While many of you will sit around a table with family members on November 22nd, Ed and I will continue a tradition we began a few years ago.

Here’s what we did last year:

It was 92 degrees in Tucson that day. We sat at one of about a dozen tables temporarily set up in the interior courtyard of a large apartment complex that houses refugees from around the world. The stately palo verdes and the lavish ocotillos surrounding the tables still proudly displayed their leaves because summer had not yet ended.

It was a truly global potluck.

Samosas from Bhutan. Kak’ik from Guatemala. Tamales from Mexico. Zahraa al sofi fatayer from Iraq. And more.

And pumpkin pies, of course.

We sat with six other people at our table. Several women and children from the Congo wore orange, green and pink tunics that glowed almost fluorescent against their smooth black skin.

The tall man seated across from us, graying hair swept back from his forehead, wore a long-sleeved blue shirt, the top two buttons left open to reveal an American-style T-shirt. His wide smile couldn’t hide deep pools of pain that seemed to lurk behind dark, intense eyes.

He’d come from Afghanistan, he said in broken English. But not directly. To escape, he had traveled through Pakistan, spent four years in Kenya, and had now been in the States for eleven months, working on an assembly line and waiting for papers to get a “better job.”

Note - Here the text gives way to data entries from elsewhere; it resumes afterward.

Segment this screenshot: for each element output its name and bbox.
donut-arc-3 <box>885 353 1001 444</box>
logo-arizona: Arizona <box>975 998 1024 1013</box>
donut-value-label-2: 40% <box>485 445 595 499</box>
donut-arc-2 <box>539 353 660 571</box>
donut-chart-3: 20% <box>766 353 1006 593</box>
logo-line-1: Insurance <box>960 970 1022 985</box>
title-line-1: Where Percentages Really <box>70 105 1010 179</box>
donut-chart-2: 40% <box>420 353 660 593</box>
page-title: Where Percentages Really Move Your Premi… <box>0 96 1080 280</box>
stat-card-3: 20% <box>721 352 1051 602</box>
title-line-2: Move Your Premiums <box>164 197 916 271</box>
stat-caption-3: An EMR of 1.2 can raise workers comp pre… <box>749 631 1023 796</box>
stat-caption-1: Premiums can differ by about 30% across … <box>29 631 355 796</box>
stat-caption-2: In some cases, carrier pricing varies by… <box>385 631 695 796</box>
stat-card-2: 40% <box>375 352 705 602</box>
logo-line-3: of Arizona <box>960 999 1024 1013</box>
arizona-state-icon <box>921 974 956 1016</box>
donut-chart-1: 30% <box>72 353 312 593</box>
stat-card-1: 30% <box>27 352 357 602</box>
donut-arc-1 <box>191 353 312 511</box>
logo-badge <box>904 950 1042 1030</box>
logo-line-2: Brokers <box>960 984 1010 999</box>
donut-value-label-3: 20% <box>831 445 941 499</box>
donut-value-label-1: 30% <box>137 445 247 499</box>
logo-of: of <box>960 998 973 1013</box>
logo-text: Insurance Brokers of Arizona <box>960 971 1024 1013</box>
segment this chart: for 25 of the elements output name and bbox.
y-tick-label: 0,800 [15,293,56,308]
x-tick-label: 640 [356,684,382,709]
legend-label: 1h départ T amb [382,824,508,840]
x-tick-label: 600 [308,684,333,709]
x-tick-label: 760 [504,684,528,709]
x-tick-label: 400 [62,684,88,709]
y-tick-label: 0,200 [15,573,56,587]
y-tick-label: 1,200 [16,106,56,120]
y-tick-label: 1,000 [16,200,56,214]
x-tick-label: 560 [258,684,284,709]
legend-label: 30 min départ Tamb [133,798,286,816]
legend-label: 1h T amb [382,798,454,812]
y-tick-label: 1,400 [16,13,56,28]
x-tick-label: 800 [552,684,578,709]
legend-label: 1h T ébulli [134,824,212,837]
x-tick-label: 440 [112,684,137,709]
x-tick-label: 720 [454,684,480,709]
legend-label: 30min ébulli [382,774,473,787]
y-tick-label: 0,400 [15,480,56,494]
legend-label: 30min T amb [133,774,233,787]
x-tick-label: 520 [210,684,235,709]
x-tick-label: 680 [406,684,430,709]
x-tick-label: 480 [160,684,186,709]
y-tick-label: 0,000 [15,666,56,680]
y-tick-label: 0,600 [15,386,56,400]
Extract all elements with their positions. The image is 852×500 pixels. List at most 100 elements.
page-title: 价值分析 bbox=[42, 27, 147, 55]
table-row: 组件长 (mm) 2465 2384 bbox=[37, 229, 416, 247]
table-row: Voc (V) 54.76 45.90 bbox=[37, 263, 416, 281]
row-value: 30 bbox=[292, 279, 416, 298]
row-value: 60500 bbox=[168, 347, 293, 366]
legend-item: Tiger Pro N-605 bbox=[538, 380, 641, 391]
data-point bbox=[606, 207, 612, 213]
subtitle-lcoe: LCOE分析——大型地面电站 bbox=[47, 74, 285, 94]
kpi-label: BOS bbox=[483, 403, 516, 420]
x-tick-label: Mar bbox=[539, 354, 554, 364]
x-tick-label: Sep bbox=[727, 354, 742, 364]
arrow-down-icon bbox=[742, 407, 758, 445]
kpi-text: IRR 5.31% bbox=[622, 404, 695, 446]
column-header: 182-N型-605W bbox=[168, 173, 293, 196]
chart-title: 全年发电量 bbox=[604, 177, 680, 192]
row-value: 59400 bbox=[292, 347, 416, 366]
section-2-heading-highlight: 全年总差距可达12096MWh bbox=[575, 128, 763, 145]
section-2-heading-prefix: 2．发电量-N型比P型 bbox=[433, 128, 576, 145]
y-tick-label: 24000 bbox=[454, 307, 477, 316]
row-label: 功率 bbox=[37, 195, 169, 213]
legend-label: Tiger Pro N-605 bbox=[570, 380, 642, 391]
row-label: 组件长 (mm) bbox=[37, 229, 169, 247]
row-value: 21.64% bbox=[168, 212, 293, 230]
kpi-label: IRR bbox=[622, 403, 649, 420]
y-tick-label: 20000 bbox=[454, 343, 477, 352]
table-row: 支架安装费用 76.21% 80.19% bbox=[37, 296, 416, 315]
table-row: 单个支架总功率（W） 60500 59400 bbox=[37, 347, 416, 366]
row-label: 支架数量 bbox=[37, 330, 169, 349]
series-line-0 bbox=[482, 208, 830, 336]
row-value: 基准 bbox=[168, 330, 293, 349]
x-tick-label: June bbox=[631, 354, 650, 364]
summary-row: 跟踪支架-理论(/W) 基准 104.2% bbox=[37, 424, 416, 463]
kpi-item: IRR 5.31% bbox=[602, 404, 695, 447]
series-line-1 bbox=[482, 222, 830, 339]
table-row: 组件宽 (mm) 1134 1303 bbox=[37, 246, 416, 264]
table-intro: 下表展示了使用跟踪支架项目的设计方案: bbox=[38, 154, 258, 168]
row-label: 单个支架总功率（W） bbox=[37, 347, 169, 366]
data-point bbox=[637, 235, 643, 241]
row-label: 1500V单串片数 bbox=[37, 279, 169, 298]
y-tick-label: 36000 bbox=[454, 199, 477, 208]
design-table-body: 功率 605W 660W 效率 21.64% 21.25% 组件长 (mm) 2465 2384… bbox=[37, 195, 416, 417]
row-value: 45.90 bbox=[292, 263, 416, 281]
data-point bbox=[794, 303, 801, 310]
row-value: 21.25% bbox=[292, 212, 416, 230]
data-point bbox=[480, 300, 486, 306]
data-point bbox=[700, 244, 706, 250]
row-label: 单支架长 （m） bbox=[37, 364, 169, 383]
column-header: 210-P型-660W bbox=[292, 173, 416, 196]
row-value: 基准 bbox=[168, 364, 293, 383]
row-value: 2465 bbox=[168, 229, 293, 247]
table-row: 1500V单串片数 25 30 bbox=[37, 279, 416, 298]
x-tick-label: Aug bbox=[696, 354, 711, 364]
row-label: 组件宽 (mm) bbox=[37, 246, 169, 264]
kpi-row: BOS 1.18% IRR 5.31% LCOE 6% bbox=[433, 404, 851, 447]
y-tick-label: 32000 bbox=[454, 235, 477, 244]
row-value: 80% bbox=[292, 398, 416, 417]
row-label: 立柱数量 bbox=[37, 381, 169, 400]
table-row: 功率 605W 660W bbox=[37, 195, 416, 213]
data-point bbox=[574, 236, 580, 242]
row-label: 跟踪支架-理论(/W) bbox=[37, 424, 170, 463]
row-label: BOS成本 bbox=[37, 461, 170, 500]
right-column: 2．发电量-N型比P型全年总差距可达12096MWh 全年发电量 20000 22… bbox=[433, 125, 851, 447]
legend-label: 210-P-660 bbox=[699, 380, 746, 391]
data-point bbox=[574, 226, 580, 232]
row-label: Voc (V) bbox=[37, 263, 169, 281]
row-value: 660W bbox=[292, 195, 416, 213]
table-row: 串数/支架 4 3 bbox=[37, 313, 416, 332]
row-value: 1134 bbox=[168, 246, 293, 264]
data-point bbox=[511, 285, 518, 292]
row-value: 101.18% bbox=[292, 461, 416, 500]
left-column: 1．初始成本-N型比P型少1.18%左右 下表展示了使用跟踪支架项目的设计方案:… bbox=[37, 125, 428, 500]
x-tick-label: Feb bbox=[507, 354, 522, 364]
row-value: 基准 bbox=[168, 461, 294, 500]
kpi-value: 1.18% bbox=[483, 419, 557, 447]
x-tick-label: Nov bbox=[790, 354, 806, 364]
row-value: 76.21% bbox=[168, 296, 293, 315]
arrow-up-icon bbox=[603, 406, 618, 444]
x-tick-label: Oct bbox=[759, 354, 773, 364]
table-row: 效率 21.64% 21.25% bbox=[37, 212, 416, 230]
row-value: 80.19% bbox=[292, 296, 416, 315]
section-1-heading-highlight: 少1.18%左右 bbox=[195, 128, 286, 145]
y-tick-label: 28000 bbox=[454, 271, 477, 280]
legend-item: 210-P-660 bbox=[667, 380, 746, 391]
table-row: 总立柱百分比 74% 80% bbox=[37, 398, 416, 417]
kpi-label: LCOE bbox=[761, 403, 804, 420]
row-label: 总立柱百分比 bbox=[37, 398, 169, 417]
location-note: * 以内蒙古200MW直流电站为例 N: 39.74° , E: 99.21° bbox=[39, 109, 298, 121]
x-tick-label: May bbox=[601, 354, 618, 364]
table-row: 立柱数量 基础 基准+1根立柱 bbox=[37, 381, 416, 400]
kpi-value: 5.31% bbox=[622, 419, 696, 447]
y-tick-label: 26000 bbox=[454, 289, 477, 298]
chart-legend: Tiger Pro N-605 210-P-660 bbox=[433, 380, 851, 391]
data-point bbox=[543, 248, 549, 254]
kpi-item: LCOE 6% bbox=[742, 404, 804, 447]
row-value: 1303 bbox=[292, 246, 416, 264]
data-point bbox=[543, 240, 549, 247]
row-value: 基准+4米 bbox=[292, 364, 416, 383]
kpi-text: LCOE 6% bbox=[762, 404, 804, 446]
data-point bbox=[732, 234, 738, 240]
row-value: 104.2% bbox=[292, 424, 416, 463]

“Do you have a family back in Afghanistan?” I asked.

He nodded, his eyes turning an even darker shade of black.

“Wife and children?”

Again he nodded.

“How many children do you have?”

Very slowly, he turned and pointed toward each one of us around the table and counted, “Von, Toa…”

“We are your children?” I asked.

“Heh,” he said, breaking into a smile.

My heart did one of those little flips. The kind of flip it did the first time I looked into the eyes of my newborn grandson. The kind of flip it does when Ed looks at me in that way that reaches deep down into my soul.

“You are not alone,” I said, smiling back.

I think about the vigil hundreds of us participated in last Friday night across from the detention center in Eloy, Arizona. It is known as the deadliest of immigration detention facilities in the United States. Since 2003, Eloy alone represented 9 percent of the total inmate deaths in all 250 detention facilities in the United States.

A hush fell over our group when speakers read the names of 150 people who have died while detained for immigration hearings, and people previously detained in the facility told their stories.

“Who would Jesus deport?” read one of the signs.
“Sorry little Pedro, but you’re illegal, you know what my dad does to lawbreakers,” Jesus is depicted as saying on the sign.

At one point in the vigil, we all turned toward the ominous, gray prison, stark against the setting sun. We could make out the shadows of people moving around behind the barred windows.

“No están solos — You are not alone,”we chanted in unison, raising our voices so they would carry beyond the police barricade that stood between them and us.

“No están solos. No están solos.”

Although the issue of immigration policy has been at the center of recent political debates, and although some believe they know the solution to this intractable and ill-defined problem, I do not.

I only know, especially as we approach the uniquely American holiday of Thanksgiving, that I want to join the voices crying out as loud as we can, “No están solos. You are not alone.”